= Leiblin Park, Nova Scotia =

 Leiblin Park, Nova Scotia is a residential neighbourhood in Halifax on the Mainland Halifax within the Halifax Regional Municipality, Nova Scotia.

==History==
Leiblin Park was conceived by William J. Olie in the early 1950s. The land was an inheritance of his wife, Elizabeth (Pearl) Kidston. The subdivision takes its name from a farm owned by Henry Leiblin, in the area of what is now Elmdale Crescent.

The tract of land was about 3 km long, but narrow, bordered by the watershed of Long Lake (at the time the water supply of the city of Halifax) on its east side. Olie planned to create one long street, to be called Leiblin Drive, with crescents looping off it to the west. Each crescent would contain 16 single-family dwellings. The crescents are named in alphabetical order, with tree or plant names predominating.

The first crescent, Avon, was built in 1956, and the homes sold quickly, for around $8,000 each. The city of Halifax (at that time the peninsula) was overcrowded, and new housing was much in demand. The capital raised from Avon allowed Olie to leverage financing for the rest of the project, and construction re-commenced in 1958.

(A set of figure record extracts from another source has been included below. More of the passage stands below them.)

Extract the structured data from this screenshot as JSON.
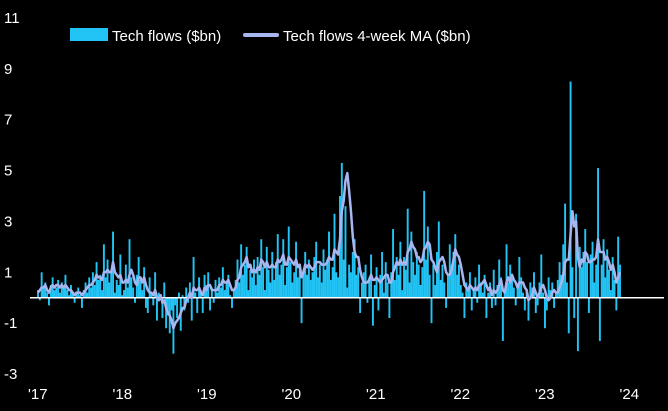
{
  "chart_data": {
    "type": "bar",
    "series": [
      {
        "name": "Tech flows ($bn)",
        "color": "#22C4F5",
        "style": "bars"
      },
      {
        "name": "Tech flows 4-week MA ($bn)",
        "color": "#A8B6F0",
        "style": "line"
      }
    ],
    "x_ticks": [
      "'17",
      "'18",
      "'19",
      "'20",
      "'21",
      "'22",
      "'23",
      "'24"
    ],
    "x_range": [
      2017.0,
      2024.1
    ],
    "y_ticks": [
      11,
      9,
      7,
      5,
      3,
      1,
      -1,
      -3
    ],
    "ylim": [
      -3,
      11
    ],
    "legend_position": "top-left",
    "zero_line": true,
    "bar_values": [
      0.3,
      -0.1,
      1.0,
      0.4,
      0.6,
      0.2,
      -0.3,
      0.5,
      0.8,
      0.3,
      0.4,
      0.7,
      0.2,
      0.6,
      0.4,
      0.9,
      0.3,
      0.1,
      0.5,
      0.2,
      -0.2,
      0.2,
      0.4,
      0.1,
      -0.4,
      0.3,
      0.6,
      0.2,
      0.8,
      0.4,
      1.0,
      0.5,
      1.4,
      0.7,
      0.9,
      0.3,
      2.1,
      0.8,
      1.5,
      0.6,
      1.0,
      2.6,
      0.2,
      0.7,
      0.5,
      1.7,
      0.1,
      0.3,
      1.3,
      0.4,
      2.3,
      0.8,
      0.4,
      -0.2,
      0.9,
      1.6,
      0.7,
      0.3,
      1.2,
      -0.4,
      -0.6,
      0.8,
      0.2,
      -0.3,
      1.0,
      -0.9,
      0.2,
      -0.1,
      -0.8,
      0.6,
      -1.2,
      -0.7,
      -1.4,
      -0.5,
      -2.2,
      -0.3,
      -0.8,
      0.2,
      -1.3,
      0.1,
      -0.5,
      0.4,
      -0.2,
      0.6,
      -0.9,
      1.6,
      0.2,
      -0.6,
      0.8,
      0.3,
      -0.6,
      0.9,
      0.5,
      1.0,
      -0.5,
      0.4,
      -0.2,
      0.7,
      0.2,
      0.8,
      0.4,
      1.2,
      0.3,
      0.6,
      0.9,
      0.1,
      -0.4,
      0.3,
      0.7,
      1.5,
      0.6,
      2.1,
      0.9,
      1.3,
      2.0,
      0.3,
      1.1,
      0.8,
      1.5,
      0.5,
      1.6,
      0.9,
      2.3,
      1.2,
      0.3,
      2.0,
      1.1,
      0.6,
      1.8,
      0.7,
      1.4,
      2.5,
      0.9,
      1.3,
      2.3,
      0.5,
      1.2,
      2.8,
      1.4,
      0.6,
      1.0,
      2.2,
      0.8,
      1.3,
      -1.0,
      1.1,
      1.8,
      0.9,
      1.5,
      0.7,
      1.0,
      1.6,
      2.2,
      0.8,
      1.3,
      0.6,
      1.9,
      1.1,
      1.5,
      2.6,
      0.7,
      1.2,
      3.3,
      1.0,
      0.8,
      4.0,
      5.3,
      1.5,
      3.6,
      0.4,
      1.3,
      1.0,
      1.8,
      2.3,
      0.9,
      1.2,
      -0.6,
      0.6,
      1.0,
      1.3,
      -0.2,
      0.8,
      1.7,
      -1.1,
      0.5,
      1.2,
      -0.5,
      0.9,
      1.8,
      0.2,
      1.4,
      0.6,
      -0.8,
      1.0,
      2.7,
      0.7,
      1.6,
      0.9,
      2.2,
      0.3,
      1.6,
      1.1,
      3.5,
      0.6,
      2.6,
      1.4,
      0.9,
      1.8,
      1.3,
      0.5,
      1.2,
      4.2,
      1.5,
      2.8,
      0.9,
      -1.0,
      1.3,
      0.5,
      1.8,
      3.0,
      0.7,
      1.3,
      0.6,
      -0.4,
      0.9,
      2.1,
      1.3,
      1.8,
      2.5,
      0.9,
      1.3,
      0.5,
      0.2,
      -0.8,
      0.6,
      0.4,
      1.0,
      -0.5,
      0.3,
      0.8,
      -0.2,
      1.3,
      0.6,
      0.2,
      0.9,
      -0.8,
      0.2,
      0.6,
      -0.4,
      1.1,
      -0.3,
      0.5,
      1.5,
      0.8,
      -1.7,
      0.3,
      2.1,
      0.6,
      1.3,
      0.9,
      0.4,
      -0.3,
      0.5,
      1.6,
      0.8,
      0.2,
      -0.5,
      0.3,
      -0.9,
      0.6,
      0.4,
      1.0,
      -0.6,
      -0.3,
      0.6,
      1.7,
      0.2,
      -1.2,
      -0.5,
      0.8,
      0.3,
      0.6,
      -0.4,
      0.2,
      0.7,
      1.4,
      0.9,
      2.1,
      3.7,
      0.6,
      -1.4,
      8.5,
      1.2,
      -0.8,
      3.3,
      -2.1,
      2.0,
      1.2,
      1.8,
      2.7,
      1.4,
      -0.6,
      1.7,
      2.2,
      0.6,
      1.3,
      5.1,
      -1.7,
      1.3,
      2.3,
      0.8,
      1.9,
      1.1,
      0.3,
      1.6,
      0.7,
      -0.5,
      2.4,
      1.3
    ],
    "ma_values": [
      0.2,
      0.3,
      0.4,
      0.4,
      0.5,
      0.3,
      0.2,
      0.4,
      0.5,
      0.4,
      0.5,
      0.5,
      0.4,
      0.5,
      0.4,
      0.5,
      0.4,
      0.3,
      0.3,
      0.2,
      0.1,
      0.2,
      0.2,
      0.2,
      0.1,
      0.2,
      0.3,
      0.4,
      0.5,
      0.5,
      0.6,
      0.7,
      0.9,
      0.8,
      0.8,
      0.7,
      1.0,
      1.0,
      1.1,
      1.0,
      1.0,
      1.4,
      1.0,
      0.9,
      0.8,
      0.9,
      0.6,
      0.6,
      0.7,
      0.6,
      0.9,
      1.1,
      0.9,
      0.6,
      0.5,
      0.8,
      0.8,
      0.6,
      0.8,
      0.5,
      0.3,
      0.2,
      0.2,
      0.1,
      0.3,
      0.0,
      -0.1,
      0.1,
      -0.2,
      -0.1,
      -0.4,
      -0.6,
      -0.7,
      -0.9,
      -1.2,
      -1.0,
      -0.9,
      -0.8,
      -0.6,
      -0.4,
      -0.4,
      -0.1,
      0.0,
      0.2,
      0.0,
      0.4,
      0.3,
      0.3,
      0.4,
      0.2,
      0.1,
      0.4,
      0.3,
      0.5,
      0.5,
      0.3,
      0.3,
      0.3,
      0.3,
      0.5,
      0.5,
      0.7,
      0.6,
      0.6,
      0.7,
      0.5,
      0.3,
      0.3,
      0.4,
      0.7,
      0.8,
      1.2,
      1.3,
      1.4,
      1.6,
      1.2,
      1.3,
      1.0,
      1.1,
      1.0,
      1.2,
      1.1,
      1.5,
      1.4,
      1.2,
      1.4,
      1.2,
      1.2,
      1.3,
      1.2,
      1.2,
      1.5,
      1.4,
      1.5,
      1.7,
      1.3,
      1.3,
      1.6,
      1.5,
      1.4,
      1.3,
      1.5,
      1.2,
      1.3,
      0.8,
      1.0,
      1.3,
      1.2,
      1.3,
      1.2,
      1.1,
      1.2,
      1.4,
      1.4,
      1.4,
      1.3,
      1.3,
      1.3,
      1.4,
      1.6,
      1.5,
      1.5,
      1.9,
      1.8,
      1.7,
      2.3,
      3.4,
      3.8,
      4.6,
      4.9,
      4.2,
      3.4,
      2.4,
      1.8,
      1.6,
      1.6,
      1.1,
      0.8,
      0.6,
      0.6,
      0.6,
      0.7,
      0.9,
      0.7,
      0.7,
      0.8,
      0.7,
      0.6,
      0.7,
      0.8,
      0.9,
      0.9,
      0.6,
      0.6,
      1.0,
      1.2,
      1.4,
      1.3,
      1.5,
      1.3,
      1.4,
      1.3,
      1.8,
      1.9,
      2.2,
      2.0,
      1.9,
      1.6,
      1.6,
      1.4,
      1.5,
      1.9,
      2.0,
      2.2,
      2.1,
      1.5,
      1.4,
      1.2,
      1.0,
      1.4,
      1.5,
      1.6,
      1.4,
      1.0,
      0.9,
      0.9,
      1.1,
      1.5,
      1.9,
      1.7,
      1.6,
      1.3,
      0.9,
      0.5,
      0.4,
      0.3,
      0.5,
      0.4,
      0.3,
      0.4,
      0.3,
      0.5,
      0.5,
      0.6,
      0.7,
      0.5,
      0.3,
      0.4,
      0.1,
      0.3,
      0.2,
      0.3,
      0.5,
      0.7,
      0.3,
      0.2,
      0.6,
      0.8,
      0.6,
      0.9,
      0.7,
      0.6,
      0.4,
      0.6,
      0.6,
      0.6,
      0.4,
      0.3,
      -0.1,
      0.0,
      0.1,
      0.4,
      0.2,
      0.0,
      0.2,
      0.4,
      0.5,
      0.3,
      0.0,
      -0.1,
      0.0,
      0.2,
      0.3,
      0.2,
      0.2,
      0.4,
      0.6,
      0.9,
      1.4,
      1.5,
      1.5,
      2.5,
      3.4,
      2.8,
      3.0,
      1.6,
      1.2,
      1.5,
      1.4,
      1.8,
      1.7,
      1.4,
      1.4,
      1.5,
      1.5,
      1.6,
      2.3,
      1.8,
      1.8,
      1.8,
      1.5,
      1.6,
      1.4,
      1.1,
      1.3,
      1.0,
      0.6,
      0.8,
      1.0
    ]
  }
}
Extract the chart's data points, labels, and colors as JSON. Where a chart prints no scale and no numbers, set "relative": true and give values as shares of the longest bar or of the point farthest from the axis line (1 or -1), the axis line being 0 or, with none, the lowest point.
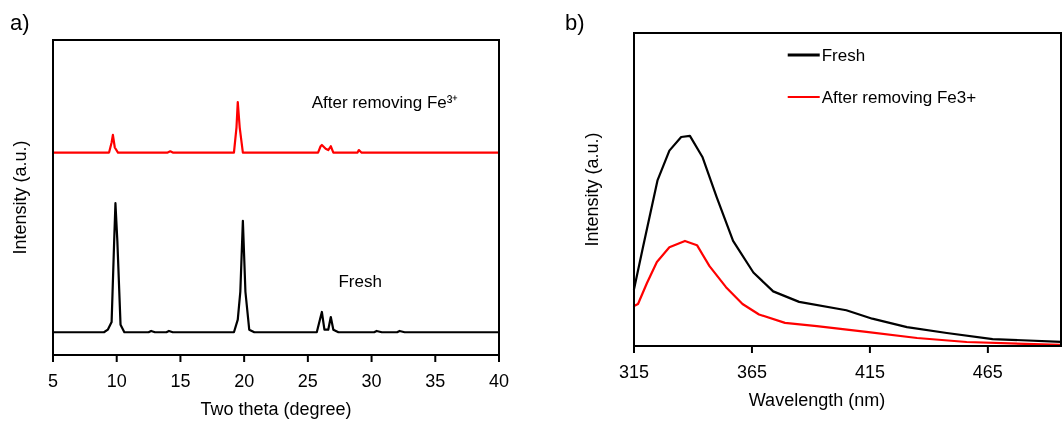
{
  "chart_data": [
    {
      "type": "line",
      "title": "a)",
      "xlabel": "Two theta (degree)",
      "ylabel": "Intensity (a.u.)",
      "relative": true,
      "xlim": [
        5,
        40
      ],
      "xticks": [
        5,
        10,
        15,
        20,
        25,
        30,
        35,
        40
      ],
      "legend": false,
      "series": [
        {
          "name": "After removing Fe³⁺",
          "color": "#ff0000",
          "x": [
            5,
            9.4,
            9.6,
            9.7,
            9.85,
            10.1,
            14.0,
            14.2,
            14.4,
            19.2,
            19.4,
            19.5,
            19.65,
            19.9,
            25.8,
            26.0,
            26.1,
            26.3,
            26.4,
            26.6,
            26.8,
            27.0,
            28.9,
            29.0,
            29.2,
            40
          ],
          "values": [
            0.8,
            0.8,
            0.84,
            0.87,
            0.82,
            0.8,
            0.8,
            0.805,
            0.8,
            0.8,
            0.9,
            1.0,
            0.9,
            0.8,
            0.8,
            0.825,
            0.83,
            0.82,
            0.815,
            0.81,
            0.825,
            0.8,
            0.8,
            0.81,
            0.8,
            0.8
          ]
        },
        {
          "name": "Fresh",
          "color": "#000000",
          "x": [
            5,
            9.0,
            9.3,
            9.6,
            9.8,
            9.9,
            10.05,
            10.3,
            10.6,
            12.5,
            12.7,
            13.0,
            13.9,
            14.1,
            14.4,
            19.2,
            19.5,
            19.7,
            19.9,
            20.1,
            20.4,
            20.8,
            25.7,
            26.0,
            26.1,
            26.3,
            26.6,
            26.8,
            27.0,
            27.4,
            30.2,
            30.4,
            30.8,
            32.0,
            32.2,
            32.6,
            40
          ],
          "values": [
            0.09,
            0.09,
            0.1,
            0.13,
            0.45,
            0.6,
            0.45,
            0.12,
            0.09,
            0.09,
            0.095,
            0.09,
            0.09,
            0.095,
            0.09,
            0.09,
            0.14,
            0.25,
            0.53,
            0.25,
            0.1,
            0.09,
            0.09,
            0.15,
            0.17,
            0.1,
            0.1,
            0.15,
            0.1,
            0.09,
            0.09,
            0.095,
            0.09,
            0.09,
            0.095,
            0.09,
            0.09
          ]
        }
      ]
    },
    {
      "type": "line",
      "title": "b)",
      "xlabel": "Wavelength (nm)",
      "ylabel": "Intensity (a.u.)",
      "relative": true,
      "xlim": [
        315,
        496
      ],
      "xticks": [
        315,
        365,
        415,
        465
      ],
      "legend": "top right",
      "series": [
        {
          "name": "Fresh",
          "color": "#000000",
          "x": [
            315,
            318.8,
            325,
            330,
            335,
            338.7,
            344,
            350,
            357,
            365.6,
            374,
            385,
            405,
            416,
            430.7,
            447.6,
            467,
            496
          ],
          "values": [
            0.27,
            0.47,
            0.79,
            0.93,
            0.995,
            1.0,
            0.9,
            0.71,
            0.5,
            0.35,
            0.26,
            0.21,
            0.17,
            0.13,
            0.09,
            0.062,
            0.033,
            0.02
          ]
        },
        {
          "name": "After removing Fe3+",
          "color": "#ff0000",
          "x": [
            315,
            316.7,
            320.5,
            324.7,
            330,
            336.6,
            341.7,
            347,
            354,
            361,
            368,
            379,
            392.5,
            413.5,
            435,
            456,
            496
          ],
          "values": [
            0.19,
            0.2,
            0.3,
            0.4,
            0.47,
            0.5,
            0.48,
            0.38,
            0.28,
            0.2,
            0.15,
            0.11,
            0.095,
            0.067,
            0.038,
            0.019,
            0.005
          ]
        }
      ]
    }
  ]
}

In the area of Devon and Elmdale Crescents the Drive ran into the flank of a large drumlin. The material excavated from the drumlin was used to fill the side of a peat bog to the southwest. Due to the bog, there is no "F" crescent. In the 1960s and 1970s there was a commercial building just past Elmsdale, with offices, two apartments, and a corner store, first operated by Elizabeth Olie. The building has since been demolished. The bog was gradually filled with construction and demolition waste in the 1970s and 1980s to create the Graves-Oakley Memorial Park.

Beyond the bog, four more crescents were built, plus Kenwood Avenue and Linden Lane. At this point the project was running up against the Old Sambro Road, as well as large granite outcroppings on Linden Lane. The plan was to continue the project across the Old Sambro Road, and the land was cleared of the larger trees, but in 1963 Olie Construction Ltd. was forced to declare bankruptcy.

Since that time, additional homes have been added to most of the crescents, and Nita Lane has been built near Linden Lane.